His father made him the boat, and each day he would look on from the nearby shore telling his son what to do. How to paddle. How to hoist the sail. How to tie the knots. The boy learned it all, and so began to manoeuvre around the harbour by himself.
Occasionally the wind would pick up and the waves would rock the boat, and the boy would be scared. But he knew that the harbour walls would protect him, and his dad was near enough to rescue him. So he kept on sailing. Every day. Around and around that little harbour.
He learned every part of it. Memorised the rocks and the sand dunes and where the coral rose up beneath the water, and where the rip could take you out of the mouth of the harbour and out to sea. And he knew all the boats tied up to the docks. Those old and falling apart that hadn’t left the harbour since he was born. Those that would go out and not return for days or weeks or months. Those that never came back.
The boy wondered what was out there. He would stare at the horizon beyond the harbour wall and something would swell inside. But his dad would call out and warn him not to stray too near the mouth of the breakwater wall.
So he would turn back and continue his sailing. Around and around and around.
Sculpted
We live on an island surrounded by a sea of ignorance. As our island of knowledge grows, so does the shore of our ignorance.
John Archibald Wheeler³
Side-by-side
Chipped purple fingernails sank slowly into tepid water. Glistening soap suds. Fingers that scrubbed away the food. They mingled there, her fingers, washed clean with the saucers and the cups.
‘The years don’t clean away so easily now, do they?’
Her comment floated out into the space between us. We were standing side-by-side washing dishes at the kitchen sink of a drop-in centre for street workers. Side-by-side.
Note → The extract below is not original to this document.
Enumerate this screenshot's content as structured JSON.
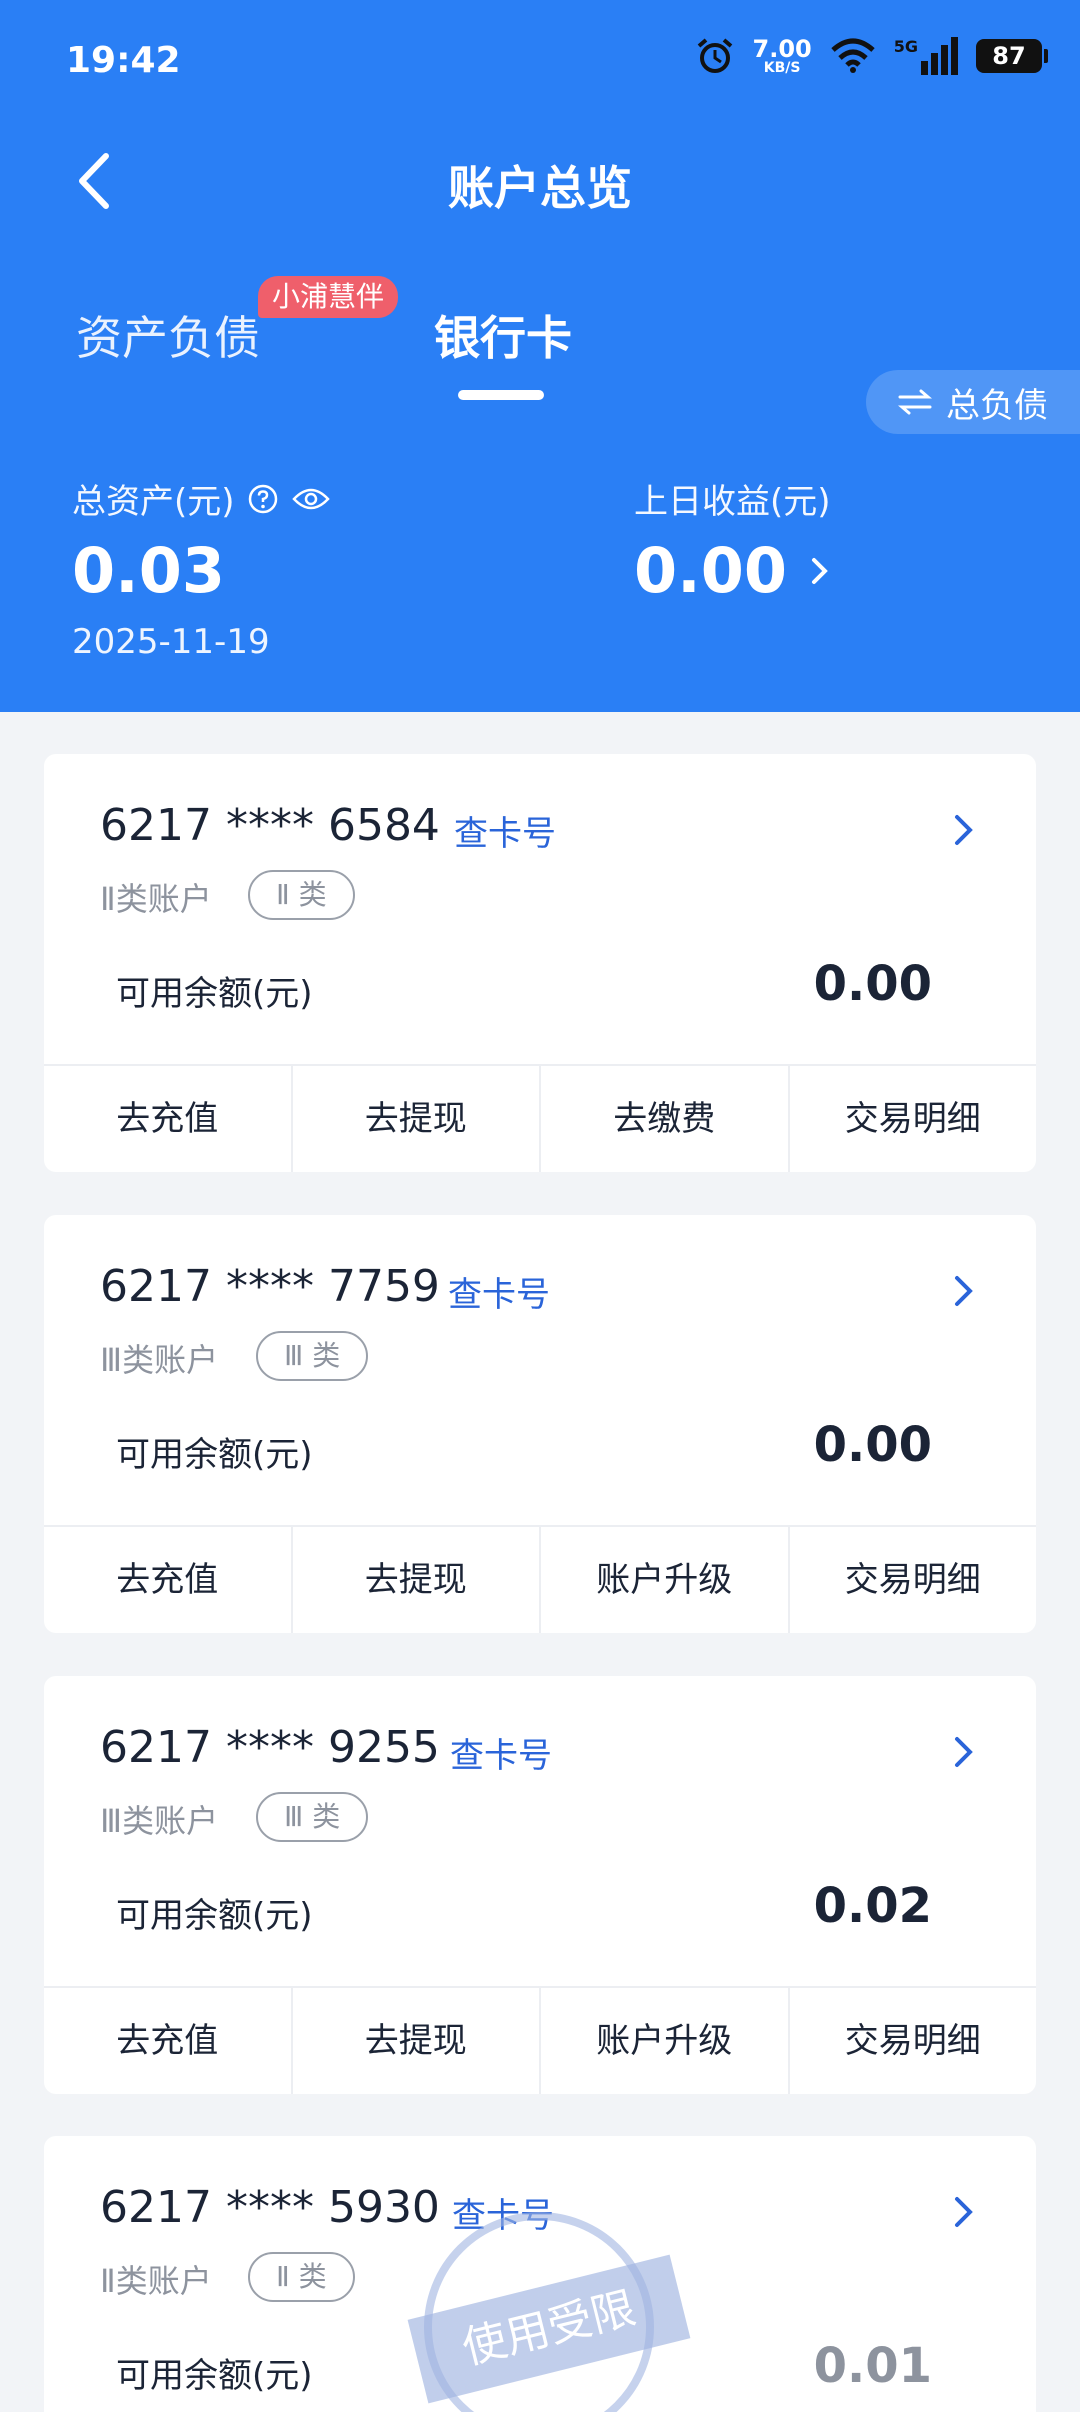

The good Christian boy and the street worker. Side-by-side. Before this day, she didn’t have a name. She was just a prostitute. She lived in a world that may as well have belonged on another planet. Side-by-side. My sheltered teenage existence and her fight-to-survive reality. Side-by-side.
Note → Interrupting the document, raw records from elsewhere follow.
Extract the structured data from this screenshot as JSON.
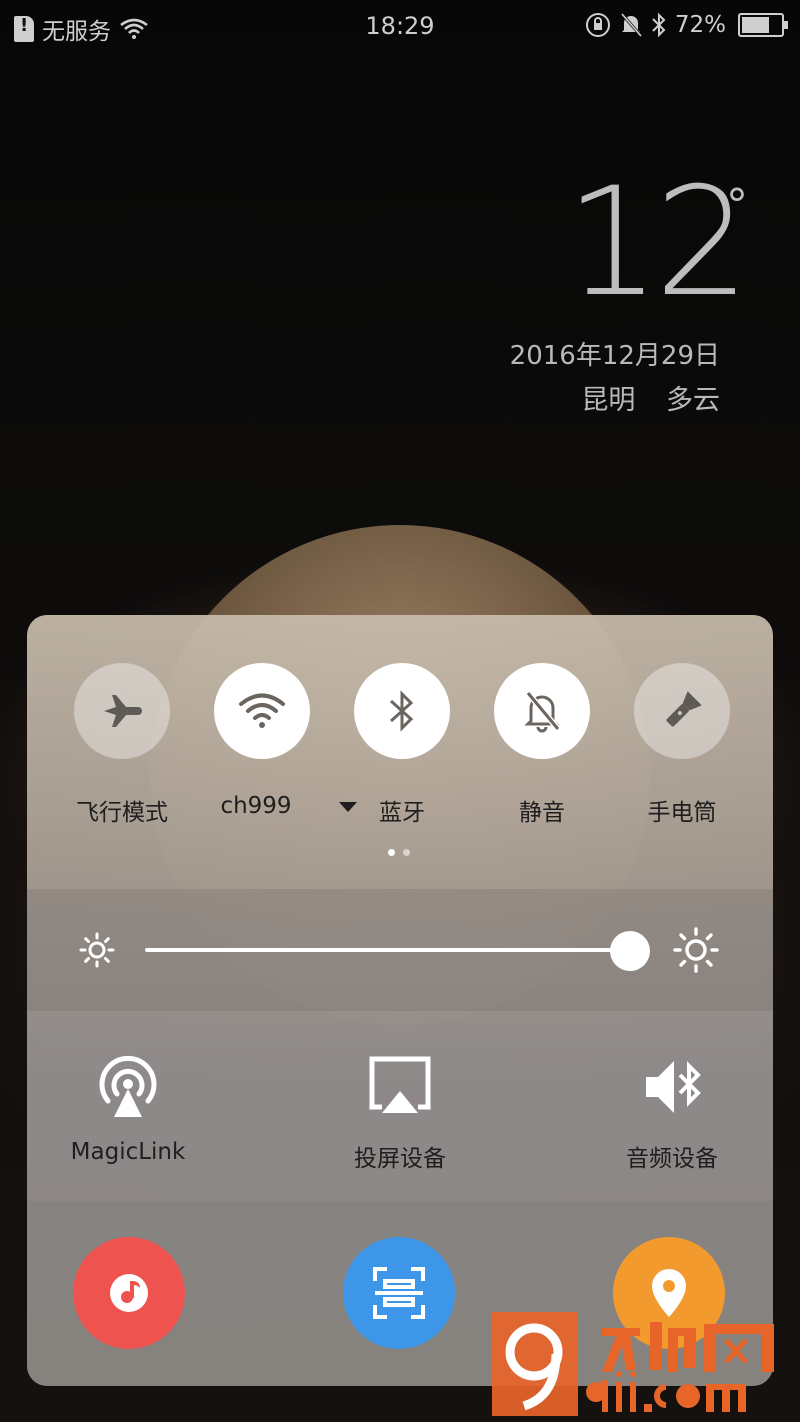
{
  "status_bar": {
    "carrier": "无服务",
    "time": "18:29",
    "battery": "72%",
    "battery_level": 0.72
  },
  "lockscreen": {
    "temperature": "12",
    "degree_symbol": "°",
    "date": "2016年12月29日",
    "location": "昆明 多云"
  },
  "quick_toggles": [
    {
      "label": "飞行模式",
      "icon": "airplane-icon",
      "state": "off"
    },
    {
      "label": "ch999",
      "icon": "wifi-icon",
      "state": "on"
    },
    {
      "label": "蓝牙",
      "icon": "bluetooth-icon",
      "state": "on"
    },
    {
      "label": "静音",
      "icon": "bell-off-icon",
      "state": "on"
    },
    {
      "label": "手电筒",
      "icon": "flashlight-icon",
      "state": "off"
    }
  ],
  "page_indicator": {
    "pages": 2,
    "current": 1
  },
  "brightness": {
    "level": 1.0
  },
  "devices": [
    {
      "label": "MagicLink",
      "icon": "magiclink-icon"
    },
    {
      "label": "投屏设备",
      "icon": "cast-screen-icon"
    },
    {
      "label": "音频设备",
      "icon": "audio-device-icon"
    }
  ],
  "shortcuts": [
    {
      "icon": "music-icon",
      "color": "#ef5350"
    },
    {
      "icon": "scan-icon",
      "color": "#3d96e8"
    },
    {
      "icon": "location-pin-icon",
      "color": "#f39a2e"
    }
  ],
  "watermark": {
    "text": "九机网 9ji.com",
    "color": "#e8652a"
  }
}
Among my schoolmates she would have been called ‘the whore on the corner’. Such are the harsh judgements we make of what we do not understand. They are always born of our ignorance.
Ignorant. We were certainly that.
I smiled awkwardly at her poignant half-joke. Her flaking nail polish speckled purple on the white soap suds. She passed me the plates and I wrapped a towel around each one. My hands shook slightly. I was nervous and I was not sure why.
As she gave me the cutlery, I stole a quick glance at the side of her face. Studied the lines. Lost myself wondering at the stories they held. Ever inquisitive, I was hooked on the stories that lay behind people’s faces. She turned her head slightly towards me and I looked away, hoping she hadn’t seen me staring.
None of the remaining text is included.